В комнате, куда привели нас, портрет положили на столик с укрепленной над ним лампой вроде кварцевой, какие бывают в госпиталях и в больницах. Но через ее светофильтры проходят одни только ультрафиолетовые лучи.

Задвинули плотно шторы, включили рубильник. Портрет засветился, словно в лиловом тумане. Краски потухли, исчезли тени, и вижу: уже не произведение искусства лежит предо мною, а грубо размалеванный холст. Бьют в глаза изъяны и шероховатости грунта. Проступили незаметные раньше трещины, царапины, след от удара гвоздем, рваная рана, зашитая Слоевым…

— Это вам не рентген, — замечает Татьяна Алексеевна шепотом.

— Вижу, — отвечаю я ей.

— А полосы видите под шинелью?

— Вижу.

— Под сюртуком и впрямь что-то просвечивает, — говорит Татьяна Алексеевна вполголоса.

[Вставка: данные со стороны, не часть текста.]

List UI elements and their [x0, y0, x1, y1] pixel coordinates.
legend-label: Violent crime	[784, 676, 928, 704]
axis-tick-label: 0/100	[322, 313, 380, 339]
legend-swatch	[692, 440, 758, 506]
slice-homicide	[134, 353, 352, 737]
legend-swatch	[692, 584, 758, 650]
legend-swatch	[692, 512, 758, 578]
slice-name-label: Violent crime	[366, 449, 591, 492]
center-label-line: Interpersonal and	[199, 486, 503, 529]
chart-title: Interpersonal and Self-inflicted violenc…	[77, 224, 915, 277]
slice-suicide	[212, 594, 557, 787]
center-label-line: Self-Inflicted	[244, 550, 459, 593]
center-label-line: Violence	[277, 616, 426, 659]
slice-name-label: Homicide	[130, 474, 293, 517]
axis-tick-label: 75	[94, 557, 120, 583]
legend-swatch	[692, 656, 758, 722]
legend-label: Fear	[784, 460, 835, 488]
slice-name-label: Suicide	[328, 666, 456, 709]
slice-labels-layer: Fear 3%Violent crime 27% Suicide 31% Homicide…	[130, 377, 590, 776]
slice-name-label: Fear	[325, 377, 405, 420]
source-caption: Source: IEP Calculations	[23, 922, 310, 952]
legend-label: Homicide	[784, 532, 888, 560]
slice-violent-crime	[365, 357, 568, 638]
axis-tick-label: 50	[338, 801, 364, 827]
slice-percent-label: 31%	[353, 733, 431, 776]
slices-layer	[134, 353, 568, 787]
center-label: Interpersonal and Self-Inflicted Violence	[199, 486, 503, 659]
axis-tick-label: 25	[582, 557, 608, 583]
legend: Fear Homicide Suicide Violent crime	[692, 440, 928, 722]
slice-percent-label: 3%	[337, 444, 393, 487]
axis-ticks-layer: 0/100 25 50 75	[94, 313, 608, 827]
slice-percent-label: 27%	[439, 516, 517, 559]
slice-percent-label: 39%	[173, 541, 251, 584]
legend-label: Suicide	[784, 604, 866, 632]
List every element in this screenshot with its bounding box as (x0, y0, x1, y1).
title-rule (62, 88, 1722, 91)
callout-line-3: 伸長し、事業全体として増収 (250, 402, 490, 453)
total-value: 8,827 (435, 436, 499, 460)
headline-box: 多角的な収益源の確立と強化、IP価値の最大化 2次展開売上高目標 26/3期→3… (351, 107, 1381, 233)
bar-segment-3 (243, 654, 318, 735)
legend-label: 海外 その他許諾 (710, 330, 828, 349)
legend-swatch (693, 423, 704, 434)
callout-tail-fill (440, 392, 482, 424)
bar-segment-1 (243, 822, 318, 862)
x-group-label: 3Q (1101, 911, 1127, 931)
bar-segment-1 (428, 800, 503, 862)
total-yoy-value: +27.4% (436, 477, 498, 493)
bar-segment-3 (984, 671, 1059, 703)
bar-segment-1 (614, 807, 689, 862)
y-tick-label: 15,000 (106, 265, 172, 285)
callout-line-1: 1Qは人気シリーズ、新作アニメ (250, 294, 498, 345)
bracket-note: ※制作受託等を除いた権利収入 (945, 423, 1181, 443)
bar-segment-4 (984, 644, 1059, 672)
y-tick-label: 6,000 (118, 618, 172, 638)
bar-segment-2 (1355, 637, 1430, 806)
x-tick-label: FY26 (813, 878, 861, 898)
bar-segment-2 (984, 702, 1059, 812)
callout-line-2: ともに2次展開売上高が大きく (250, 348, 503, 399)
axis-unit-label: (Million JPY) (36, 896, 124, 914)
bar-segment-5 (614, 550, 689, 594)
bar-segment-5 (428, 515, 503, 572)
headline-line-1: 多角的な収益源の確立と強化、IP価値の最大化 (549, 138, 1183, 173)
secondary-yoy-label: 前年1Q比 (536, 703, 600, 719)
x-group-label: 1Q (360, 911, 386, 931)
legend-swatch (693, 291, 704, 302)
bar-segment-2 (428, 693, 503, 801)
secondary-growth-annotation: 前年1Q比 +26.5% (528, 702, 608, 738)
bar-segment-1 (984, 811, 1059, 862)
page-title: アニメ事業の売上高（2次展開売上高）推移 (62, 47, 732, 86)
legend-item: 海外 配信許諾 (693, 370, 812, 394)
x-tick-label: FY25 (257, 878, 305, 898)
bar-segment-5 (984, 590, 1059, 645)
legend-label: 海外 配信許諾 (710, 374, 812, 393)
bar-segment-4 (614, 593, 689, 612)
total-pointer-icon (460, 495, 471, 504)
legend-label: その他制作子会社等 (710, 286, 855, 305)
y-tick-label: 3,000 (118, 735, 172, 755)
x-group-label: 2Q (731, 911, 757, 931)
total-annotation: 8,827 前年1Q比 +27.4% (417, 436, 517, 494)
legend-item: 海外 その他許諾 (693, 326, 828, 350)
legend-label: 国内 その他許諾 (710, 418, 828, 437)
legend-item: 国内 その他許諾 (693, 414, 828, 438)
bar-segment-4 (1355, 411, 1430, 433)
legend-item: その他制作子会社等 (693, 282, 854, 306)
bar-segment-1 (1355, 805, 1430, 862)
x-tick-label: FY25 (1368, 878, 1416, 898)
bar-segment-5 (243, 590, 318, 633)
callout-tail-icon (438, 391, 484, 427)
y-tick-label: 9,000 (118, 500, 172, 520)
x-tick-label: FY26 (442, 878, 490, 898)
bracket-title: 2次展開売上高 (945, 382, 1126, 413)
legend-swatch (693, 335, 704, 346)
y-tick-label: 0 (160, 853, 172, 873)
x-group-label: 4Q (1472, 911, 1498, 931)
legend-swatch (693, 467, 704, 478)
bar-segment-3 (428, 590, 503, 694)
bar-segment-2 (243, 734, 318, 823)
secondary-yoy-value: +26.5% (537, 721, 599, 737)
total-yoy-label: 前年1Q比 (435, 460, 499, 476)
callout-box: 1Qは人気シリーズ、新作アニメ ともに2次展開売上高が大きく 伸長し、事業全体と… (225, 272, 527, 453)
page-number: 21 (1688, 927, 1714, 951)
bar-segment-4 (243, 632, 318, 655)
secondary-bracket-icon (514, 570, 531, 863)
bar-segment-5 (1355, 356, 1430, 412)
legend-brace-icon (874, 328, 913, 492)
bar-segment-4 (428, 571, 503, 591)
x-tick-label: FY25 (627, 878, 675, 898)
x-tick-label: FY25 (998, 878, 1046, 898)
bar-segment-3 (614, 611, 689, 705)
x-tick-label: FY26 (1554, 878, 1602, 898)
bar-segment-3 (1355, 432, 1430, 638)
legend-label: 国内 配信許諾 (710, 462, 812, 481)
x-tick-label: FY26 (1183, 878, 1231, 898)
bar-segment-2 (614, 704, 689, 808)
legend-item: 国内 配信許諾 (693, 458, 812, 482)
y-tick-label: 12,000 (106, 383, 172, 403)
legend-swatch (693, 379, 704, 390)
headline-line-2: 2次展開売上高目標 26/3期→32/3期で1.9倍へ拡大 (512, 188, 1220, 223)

— По-моему, не просвечивает.

— Вы слепой! Неужели не видите? Пониже воротника безусловно просвечивает.

— Нет, не просвечивает.

— Да ну вас! — Татьяна Алексеевна сердится. — Неужели же вам не кажется, что там нарисован другой мундир?

— К сожалению, не кажется.

— Мне уже тоже не кажется! — со вздохом соглашается Татьяна Алексеевна.

Работники лаборатории разглядывают каждый сантиметр холста, поворачивают портрет, делятся мнениями.

— Как ни жаль, — говорят, — а существенных изменений или каких-нибудь незаметных для глаза надписей на полотне этим способом обнаружить не удается, и мундира там тоже нету. Видны только какие-то небольшие поправки.

— Ничего у него там нет, — соглашается Татьяна Алексеевна и с гордостью добавляет: — Предупреждала я вас, что все будет видно как на ладошке! Прямо замечательные лучи!

А криминалисты смеются:

— Есть еще инфракрасные…

ГЛАЗА ХУДОЖНИКА

Написанное карандашом письмо при помощи инфракрасных лучей можно прочесть, не раскрывая конверта. Это потому, что бумага для инфракрасных лучей полупрозрачна. А сквозь карандаш они не проходят. Документ, залитый кровью или чернилами, в свете инфракрасных лучей читается совершенно свободно, потому что лучи проходят сквозь кровь и чернила и натыкаются на типографскую краску. Благодаря этому свойству самые ловкие махинации — подделки, подчистки, поправки на деловых бумагах, на облигациях, в денежных ведомостях — инфракрасные лучи, можно сказать, видят почти насквозь.

Если бы в составе красок, которыми написан портрет, оказались краски, не прозрачные для инфракрасных лучей, то тайна мундира была бы раскрыта.

Портрет сфотографировали в инфракрасных лучах и с лицевой стороны, и с обратной.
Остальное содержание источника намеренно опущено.